Wasn’t going to post this as I didn’t want my blog to be negative, but this is real life and this is what I really feel…..

Very disappointed with a 1.5 gain this week. I had been doing so well Sat – Wed with somedays only having under 5 syns and then Thurs, Fri got the munchies and couldn’t stop eating. I know we are supposed to snack on speed food between meals but I don’t think this was a physical hunger just a craving that I am unable to control.
I tried to make better choices ie Quark with choc shot in rather than real chocolate and cottage cheese rather than real cheese but this still lead to a gain.

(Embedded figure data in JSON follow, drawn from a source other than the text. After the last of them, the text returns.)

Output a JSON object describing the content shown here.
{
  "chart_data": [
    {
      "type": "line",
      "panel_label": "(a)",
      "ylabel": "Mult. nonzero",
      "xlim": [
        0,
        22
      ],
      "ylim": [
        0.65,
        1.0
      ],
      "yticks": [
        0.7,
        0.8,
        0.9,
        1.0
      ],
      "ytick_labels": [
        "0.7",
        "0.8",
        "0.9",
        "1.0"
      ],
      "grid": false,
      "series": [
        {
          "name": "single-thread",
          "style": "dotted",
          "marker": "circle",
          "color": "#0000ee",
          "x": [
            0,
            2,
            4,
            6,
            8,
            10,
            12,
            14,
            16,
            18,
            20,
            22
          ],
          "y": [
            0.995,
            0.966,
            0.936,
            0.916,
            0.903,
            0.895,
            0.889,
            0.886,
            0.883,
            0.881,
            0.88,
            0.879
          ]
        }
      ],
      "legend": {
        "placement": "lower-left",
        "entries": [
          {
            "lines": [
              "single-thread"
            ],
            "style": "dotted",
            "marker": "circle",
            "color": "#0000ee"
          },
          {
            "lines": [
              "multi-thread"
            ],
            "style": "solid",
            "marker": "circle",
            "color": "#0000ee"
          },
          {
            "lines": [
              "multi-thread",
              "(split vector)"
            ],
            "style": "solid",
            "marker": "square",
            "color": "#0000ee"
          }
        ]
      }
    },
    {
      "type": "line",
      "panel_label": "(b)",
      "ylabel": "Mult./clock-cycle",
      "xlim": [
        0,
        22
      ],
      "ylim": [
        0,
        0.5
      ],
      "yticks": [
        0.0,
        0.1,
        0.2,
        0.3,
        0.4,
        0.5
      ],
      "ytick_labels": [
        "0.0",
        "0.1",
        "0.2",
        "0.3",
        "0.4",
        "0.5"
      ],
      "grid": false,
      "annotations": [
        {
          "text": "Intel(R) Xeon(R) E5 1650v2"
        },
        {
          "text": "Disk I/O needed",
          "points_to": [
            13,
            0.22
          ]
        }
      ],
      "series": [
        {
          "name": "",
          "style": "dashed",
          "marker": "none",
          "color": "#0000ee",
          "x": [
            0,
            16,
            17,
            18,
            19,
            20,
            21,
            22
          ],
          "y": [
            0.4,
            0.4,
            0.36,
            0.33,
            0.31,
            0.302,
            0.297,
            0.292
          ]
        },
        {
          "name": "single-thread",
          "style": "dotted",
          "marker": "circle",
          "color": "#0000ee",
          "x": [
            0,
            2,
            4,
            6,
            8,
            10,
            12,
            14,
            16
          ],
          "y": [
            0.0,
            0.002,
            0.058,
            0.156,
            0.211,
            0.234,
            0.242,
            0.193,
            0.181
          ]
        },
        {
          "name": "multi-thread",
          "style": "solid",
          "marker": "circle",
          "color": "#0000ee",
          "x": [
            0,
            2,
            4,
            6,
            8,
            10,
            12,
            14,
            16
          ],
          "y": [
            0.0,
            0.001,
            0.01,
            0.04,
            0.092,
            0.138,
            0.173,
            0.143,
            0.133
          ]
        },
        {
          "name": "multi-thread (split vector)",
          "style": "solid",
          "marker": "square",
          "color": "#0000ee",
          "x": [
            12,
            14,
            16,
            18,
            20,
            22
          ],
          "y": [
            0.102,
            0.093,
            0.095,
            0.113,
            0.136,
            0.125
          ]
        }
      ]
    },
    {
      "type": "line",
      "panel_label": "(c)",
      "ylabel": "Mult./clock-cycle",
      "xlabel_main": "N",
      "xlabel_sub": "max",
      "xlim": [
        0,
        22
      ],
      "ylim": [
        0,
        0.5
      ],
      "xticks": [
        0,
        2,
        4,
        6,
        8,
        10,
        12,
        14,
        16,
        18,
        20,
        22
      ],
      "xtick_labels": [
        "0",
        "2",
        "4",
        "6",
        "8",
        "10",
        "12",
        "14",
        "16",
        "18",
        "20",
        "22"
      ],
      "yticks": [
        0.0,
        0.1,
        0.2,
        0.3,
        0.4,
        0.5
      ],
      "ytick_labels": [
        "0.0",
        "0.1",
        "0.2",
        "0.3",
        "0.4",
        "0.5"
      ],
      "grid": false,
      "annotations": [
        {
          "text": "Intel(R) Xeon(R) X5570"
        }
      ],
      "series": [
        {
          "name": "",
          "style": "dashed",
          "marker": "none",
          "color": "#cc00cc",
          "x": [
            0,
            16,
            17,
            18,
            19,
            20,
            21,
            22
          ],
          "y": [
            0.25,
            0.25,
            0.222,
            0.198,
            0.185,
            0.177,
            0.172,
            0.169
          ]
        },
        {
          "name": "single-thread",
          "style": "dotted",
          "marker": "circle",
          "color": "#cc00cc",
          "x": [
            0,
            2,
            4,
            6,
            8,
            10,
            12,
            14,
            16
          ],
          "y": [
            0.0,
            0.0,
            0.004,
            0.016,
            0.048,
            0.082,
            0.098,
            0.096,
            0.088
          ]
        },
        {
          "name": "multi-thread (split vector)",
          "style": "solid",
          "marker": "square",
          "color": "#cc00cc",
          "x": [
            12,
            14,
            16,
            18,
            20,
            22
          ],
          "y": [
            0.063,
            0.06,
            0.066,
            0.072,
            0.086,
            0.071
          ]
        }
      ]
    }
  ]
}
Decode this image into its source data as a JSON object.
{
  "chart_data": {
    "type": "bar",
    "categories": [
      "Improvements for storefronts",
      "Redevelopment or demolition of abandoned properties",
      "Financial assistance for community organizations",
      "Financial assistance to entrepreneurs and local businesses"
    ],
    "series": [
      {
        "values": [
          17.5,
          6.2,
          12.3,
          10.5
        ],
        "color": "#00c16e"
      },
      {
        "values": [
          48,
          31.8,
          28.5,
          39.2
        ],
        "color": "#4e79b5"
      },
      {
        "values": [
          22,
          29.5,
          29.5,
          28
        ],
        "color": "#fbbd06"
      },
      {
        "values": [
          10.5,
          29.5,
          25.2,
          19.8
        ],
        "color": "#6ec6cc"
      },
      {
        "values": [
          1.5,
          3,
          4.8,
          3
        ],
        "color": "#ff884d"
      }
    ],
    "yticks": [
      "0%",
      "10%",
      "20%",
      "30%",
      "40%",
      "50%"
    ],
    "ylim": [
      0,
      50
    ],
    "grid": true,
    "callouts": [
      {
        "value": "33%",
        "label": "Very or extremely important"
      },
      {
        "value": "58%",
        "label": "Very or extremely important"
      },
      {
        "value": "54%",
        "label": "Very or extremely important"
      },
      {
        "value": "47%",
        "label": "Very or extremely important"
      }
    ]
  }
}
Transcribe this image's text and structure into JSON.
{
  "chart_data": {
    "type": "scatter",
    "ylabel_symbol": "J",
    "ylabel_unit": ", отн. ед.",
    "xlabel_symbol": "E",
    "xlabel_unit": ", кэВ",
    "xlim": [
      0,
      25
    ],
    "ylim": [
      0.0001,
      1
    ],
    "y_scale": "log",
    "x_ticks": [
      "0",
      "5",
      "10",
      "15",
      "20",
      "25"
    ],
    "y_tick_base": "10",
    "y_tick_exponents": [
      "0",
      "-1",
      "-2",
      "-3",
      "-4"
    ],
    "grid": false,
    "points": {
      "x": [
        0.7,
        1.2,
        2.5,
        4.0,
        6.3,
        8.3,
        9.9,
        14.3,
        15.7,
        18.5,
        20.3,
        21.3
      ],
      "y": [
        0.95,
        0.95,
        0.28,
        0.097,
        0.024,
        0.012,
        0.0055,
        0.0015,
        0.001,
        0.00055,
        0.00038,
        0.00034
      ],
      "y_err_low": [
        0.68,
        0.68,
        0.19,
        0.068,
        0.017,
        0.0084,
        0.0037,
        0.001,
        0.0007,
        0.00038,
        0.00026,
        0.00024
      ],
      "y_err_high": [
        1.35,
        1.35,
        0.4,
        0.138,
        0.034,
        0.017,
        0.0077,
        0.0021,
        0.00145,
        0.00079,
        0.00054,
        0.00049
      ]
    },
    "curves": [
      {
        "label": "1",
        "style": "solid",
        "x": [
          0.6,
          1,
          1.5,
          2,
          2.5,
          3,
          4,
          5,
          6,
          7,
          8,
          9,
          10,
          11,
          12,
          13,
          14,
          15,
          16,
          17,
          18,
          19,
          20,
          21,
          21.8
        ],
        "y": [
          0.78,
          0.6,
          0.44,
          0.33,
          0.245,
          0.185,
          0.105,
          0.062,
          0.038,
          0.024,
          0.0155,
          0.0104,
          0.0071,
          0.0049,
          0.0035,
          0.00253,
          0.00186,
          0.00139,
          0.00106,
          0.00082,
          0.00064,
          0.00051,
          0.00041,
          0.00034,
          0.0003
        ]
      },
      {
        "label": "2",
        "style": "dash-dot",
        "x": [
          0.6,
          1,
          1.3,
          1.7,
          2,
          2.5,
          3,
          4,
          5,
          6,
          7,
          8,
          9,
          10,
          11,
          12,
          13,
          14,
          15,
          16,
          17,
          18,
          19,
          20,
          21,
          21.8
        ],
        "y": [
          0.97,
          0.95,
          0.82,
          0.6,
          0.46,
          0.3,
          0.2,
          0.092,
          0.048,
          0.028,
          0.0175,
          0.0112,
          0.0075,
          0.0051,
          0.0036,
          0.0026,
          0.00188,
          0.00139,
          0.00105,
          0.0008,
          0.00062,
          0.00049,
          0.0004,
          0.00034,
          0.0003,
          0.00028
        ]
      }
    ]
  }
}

I don’t know how my head changes so much? On the 1st Feb I posted on Instagram my Feb goals (to have a loss every week!) how can I have ruined this just 4 days later? I weighed myself on Wed and was showing a 2lb loss but come Saturday where did the 3.5lb come from? I wasn’t that off plan? If I am totally honest I was over my syns on Thurs and Fri but only over by about 5 or so. Cumulative over the week I was still well within my syns. How can that lead to such a gain?
I have friends that I have made at my SW group but the resounding thoughts in my head at this moment is why is weightloss so bloody lonely. There is only me that feeds myself, shoves the food in my mouth and cooks for myself so there is only one person to blame.
I’m tired of trying to keep positive and but a brave face on it. I just want to feel better about myself and loose weight consistently. If I hear about anyone else going out at the weekend or having takeaways and cake then still losing I will scream!
How do I get out of the cycle of losing a pound and then gaining a pound?
I booked a trip away for March and was so looking forward to going 2 stone lighter. Really hope I haven’t ruined my aim.